33 268 Wijziging van de Kieswet houdende maatregelen om het eenvoudiger te maken voor Nederlanders in het buitenland om hun stem uit te brengen, wijziging van de wijze van inlevering van de kandidatenlijsten, aanpassing van de datum van kandidaatstelling en stemming, alsmede regeling van andere onderwerpen

J VERSLAG VAN EEN SCHRIFTELIJK OVERLEG

Vastgesteld 27 november 2013

De vaste commissie voor Binnenlandse Zaken en de Hoge Colleges van Staat / Algemene Zaken en Huis van de Koning1 heeft kennisgenomen van de brief van de Minister van Binnenlandse Zaken en Koninkrijksrelaties van 25 oktober 20132, waarin hij ingaat op de uitvoering van toezegging T01708.3 Deze toezegging houdt in dat de Minister de Kiesraad om advies zal vragen over het belang én de eventuele vormgeving van een integrale herziening van de Kieswet en de Eerste Kamer een afschrift van dit advies zal sturen.

Naar aanleiding daarvan heeft zij de Minister op 5 november 2013 een brief gestuurd.

De Minister heeft op 25 november 2013 gereageerd.

De commissie brengt bijgaand verslag uit van het gevoerde schriftelijk overleg.

De griffier van de vaste commissie voor Binnenlandse Zaken en de Hoge Colleges van Staat / Algemene Zaken en Huis van de Koning, Bergman

BRIEF AAN DE MINISTER VAN BINNENLANDSE ZAKEN EN KONINKRIJKSRELATIES

Den Haag, 5 november 2013

De vaste commissie voor Binnenlandse Zaken en de Hoge Colleges van Staat / Algemene Zaken en Huis van de Koning heeft met teleurstelling kennisgenomen van uw brief van 25 oktober 20134, waarin u ingaat op de uitvoering van toezegging T01708.5 Deze toezegging houdt in dat u de Kiesraad om advies zal vragen over het belang én de eventuele vormgeving van een integrale herziening van de Kieswet en de Eerste Kamer een afschrift van dit advies zal sturen. In die zin hebt u zich expliciet geuit tijdens de plenaire behandeling in de Eerste Kamer van het wetsvoorstel wijzigingen in het verkiezingsproces.6 Dat het óók gaat om de vormgeving van een integrale herziening van de Kieswet is bevestigd in uw brief van 17 september 2013 over deze toezegging, en het staat tevens vermeld in de inleiding van uw adviesaanvraag aan de Kiesraad (zij het niet bij de uiteindelijke vragen).7

In het licht van het voorgaande begrijpt de commissie dan ook niet waarom u in uw brief van 25 oktober jl. opmerkt dat expliciete aandacht voor de vormgeving minder voor de hand ligt.

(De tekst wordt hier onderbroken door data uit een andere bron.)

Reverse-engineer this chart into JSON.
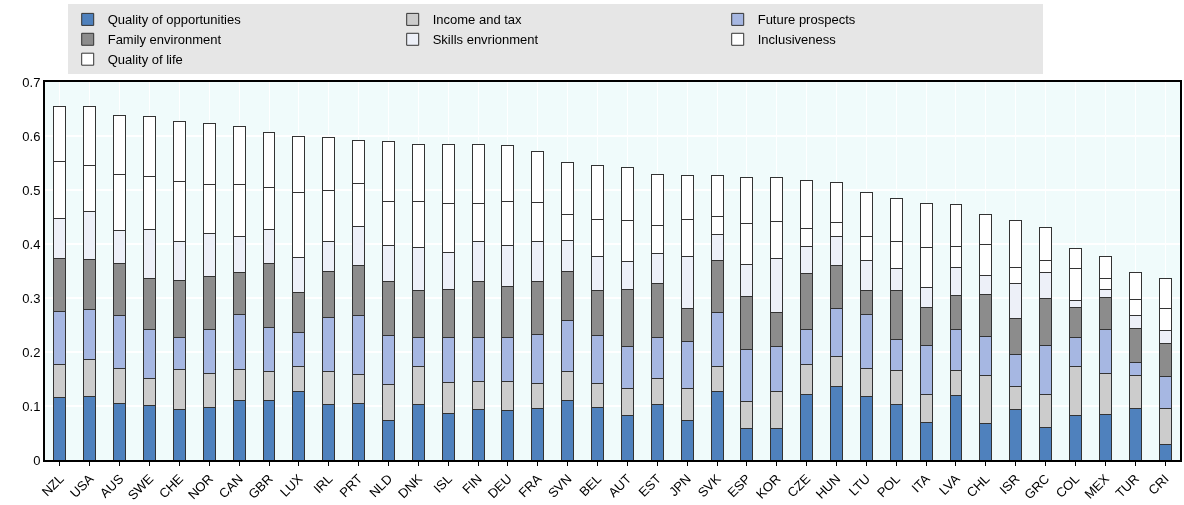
{
  "chart_data": {
    "type": "bar",
    "stacked": true,
    "grid": true,
    "legend": "top",
    "categories": [
      "NZL",
      "USA",
      "AUS",
      "SWE",
      "CHE",
      "NOR",
      "CAN",
      "GBR",
      "LUX",
      "IRL",
      "PRT",
      "NLD",
      "DNK",
      "ISL",
      "FIN",
      "DEU",
      "FRA",
      "SVN",
      "BEL",
      "AUT",
      "EST",
      "JPN",
      "SVK",
      "ESP",
      "KOR",
      "CZE",
      "HUN",
      "LTU",
      "POL",
      "ITA",
      "LVA",
      "CHL",
      "ISR",
      "GRC",
      "COL",
      "MEX",
      "TUR",
      "CRI"
    ],
    "ylim": [
      0,
      0.7
    ],
    "yticks": [
      0,
      0.1,
      0.2,
      0.3,
      0.4,
      0.5,
      0.6,
      0.7
    ],
    "series": [
      {
        "name": "Quality of opportunities",
        "color": "#4f81bd",
        "values": [
          0.115,
          0.118,
          0.104,
          0.101,
          0.094,
          0.097,
          0.11,
          0.111,
          0.126,
          0.103,
          0.105,
          0.074,
          0.103,
          0.086,
          0.094,
          0.092,
          0.096,
          0.111,
          0.098,
          0.082,
          0.103,
          0.074,
          0.126,
          0.058,
          0.058,
          0.121,
          0.136,
          0.117,
          0.103,
          0.07,
          0.12,
          0.068,
          0.094,
          0.06,
          0.082,
          0.084,
          0.096,
          0.029
        ]
      },
      {
        "name": "Income and tax",
        "color": "#cccccc",
        "values": [
          0.062,
          0.069,
          0.066,
          0.05,
          0.074,
          0.063,
          0.058,
          0.052,
          0.048,
          0.06,
          0.053,
          0.065,
          0.07,
          0.058,
          0.052,
          0.053,
          0.045,
          0.052,
          0.044,
          0.05,
          0.048,
          0.058,
          0.047,
          0.051,
          0.069,
          0.056,
          0.056,
          0.053,
          0.062,
          0.051,
          0.046,
          0.088,
          0.042,
          0.062,
          0.091,
          0.077,
          0.061,
          0.067
        ]
      },
      {
        "name": "Future prospects",
        "color": "#a6b7e2",
        "values": [
          0.098,
          0.091,
          0.098,
          0.091,
          0.059,
          0.082,
          0.102,
          0.083,
          0.063,
          0.1,
          0.11,
          0.091,
          0.053,
          0.083,
          0.08,
          0.082,
          0.091,
          0.095,
          0.088,
          0.079,
          0.076,
          0.088,
          0.101,
          0.095,
          0.084,
          0.065,
          0.088,
          0.1,
          0.059,
          0.091,
          0.076,
          0.073,
          0.06,
          0.09,
          0.053,
          0.08,
          0.023,
          0.059
        ]
      },
      {
        "name": "Family environment",
        "color": "#8c8c8c",
        "values": [
          0.098,
          0.093,
          0.095,
          0.095,
          0.105,
          0.097,
          0.077,
          0.117,
          0.074,
          0.086,
          0.093,
          0.1,
          0.088,
          0.088,
          0.104,
          0.095,
          0.098,
          0.091,
          0.084,
          0.104,
          0.099,
          0.06,
          0.096,
          0.098,
          0.062,
          0.103,
          0.081,
          0.043,
          0.09,
          0.07,
          0.063,
          0.077,
          0.066,
          0.088,
          0.056,
          0.06,
          0.064,
          0.061
        ]
      },
      {
        "name": "Skills envrionment",
        "color": "#edf0f8",
        "values": [
          0.074,
          0.089,
          0.062,
          0.09,
          0.072,
          0.081,
          0.066,
          0.063,
          0.064,
          0.055,
          0.072,
          0.067,
          0.079,
          0.07,
          0.074,
          0.075,
          0.074,
          0.057,
          0.063,
          0.052,
          0.057,
          0.096,
          0.047,
          0.06,
          0.1,
          0.05,
          0.053,
          0.057,
          0.04,
          0.038,
          0.052,
          0.035,
          0.064,
          0.047,
          0.014,
          0.014,
          0.024,
          0.024
        ]
      },
      {
        "name": "Inclusiveness",
        "color": "#ffffff",
        "values": [
          0.106,
          0.085,
          0.103,
          0.098,
          0.111,
          0.09,
          0.097,
          0.079,
          0.12,
          0.096,
          0.079,
          0.082,
          0.086,
          0.09,
          0.071,
          0.082,
          0.073,
          0.049,
          0.068,
          0.076,
          0.051,
          0.07,
          0.034,
          0.076,
          0.068,
          0.033,
          0.025,
          0.044,
          0.05,
          0.073,
          0.039,
          0.059,
          0.031,
          0.022,
          0.058,
          0.022,
          0.03,
          0.041
        ]
      },
      {
        "name": "Quality of life",
        "color": "#ffffff",
        "values": [
          0.102,
          0.11,
          0.11,
          0.111,
          0.111,
          0.114,
          0.107,
          0.101,
          0.105,
          0.098,
          0.079,
          0.11,
          0.105,
          0.109,
          0.109,
          0.103,
          0.095,
          0.096,
          0.1,
          0.098,
          0.095,
          0.081,
          0.076,
          0.086,
          0.083,
          0.089,
          0.075,
          0.081,
          0.081,
          0.082,
          0.078,
          0.054,
          0.086,
          0.062,
          0.038,
          0.039,
          0.049,
          0.056
        ]
      }
    ]
  }
}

Zij wil u daarom verzoeken om, conform de toezegging, de vraag naar de eventuele vormgeving van een integrale herziening van de Kieswet expliciet aan de Kiesraad voor te leggen.

De commissie verneemt uw reactie graag op korte termijn.

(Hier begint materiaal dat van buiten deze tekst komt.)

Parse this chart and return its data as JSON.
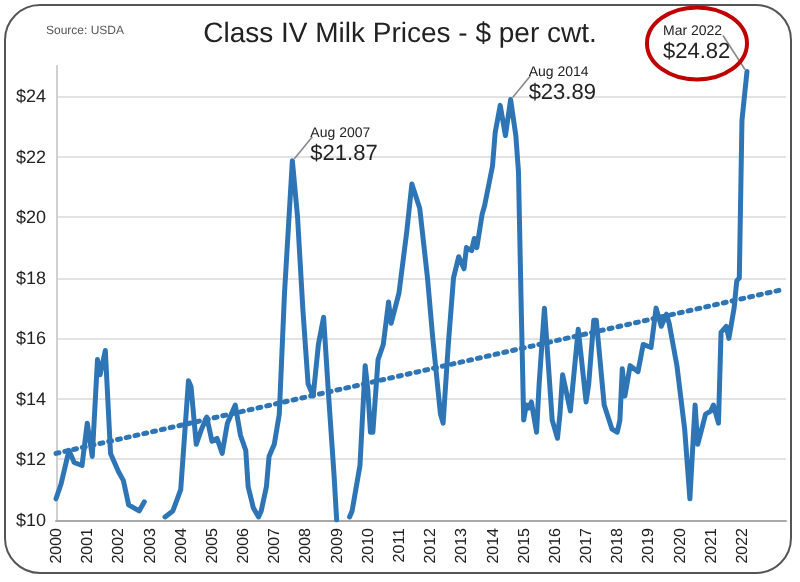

Voorzitter van de vaste commissie voor Binnenlandse Zaken en de Hoge Colleges van Staat / Algemene Zaken en Huis van de Koning J.W.M. Engels

BRIEF VAN DE MINISTER VAN BINNENLANDSE ZAKEN EN KONINKRIJKSRELATIES

Aan de Voorzitter van de Eerste Kamer der Staten-Generaal

Den Haag, 25 november 2013

Naar aanleiding van de brief van 5 november jl. van de commissie voor Binnenlandse Zaken en de Hoge Colleges van Staat/Algemene Zaken en Huis van de Koning, betreffende toezegging T01708 en mijn eerdere brief van 25 oktober 2013, meld ik u het volgende.

In mijn eerdere adviesaanvraag aan de Kiesraad heb ik de vraag naar het belang van een integrale herziening van de Kieswet reeds voorop gesteld. Bij die gelegenheid heb ik erop gewezen dat onder meer met de recente – omvangrijke – wijziging van de Kieswet (Stb. 2013, 289) al in belangrijke mate tegemoet wordt gekomen aan de argumenten van de Kiesraad om tot een dergelijke herziening te komen, namelijk het borgen van de onderlinge samenhang tussen de bepalingen in de Kieswet, het verminderen van de lasten voor politieke partijen, gemeenten en burgers en het gebruik van technologische mogelijkheden.

In het licht van mijn eerdere adviesvraag aan de Kiesraad en ingevolge mijn eerdere toezegging, zal ik de Kiesraad daarnaast expliciet vragen in zijn advies aandacht te besteden aan de eventuele vormgeving van een integrale herziening van de Kieswet.

Als bijlage bij deze brief, laat ik u een afschrift van dit verzoek aan de Kiesraad toekomen.

Na ontvangst van het advies van de Kiesraad, zal ik de Eerste Kamer vanzelfsprekend eveneens een afschrift daarvan toe doen komen.

Met deze brieven vertrouw ik erop dat ik mijn toezegging en uw zorg voldoende recht heb gedaan.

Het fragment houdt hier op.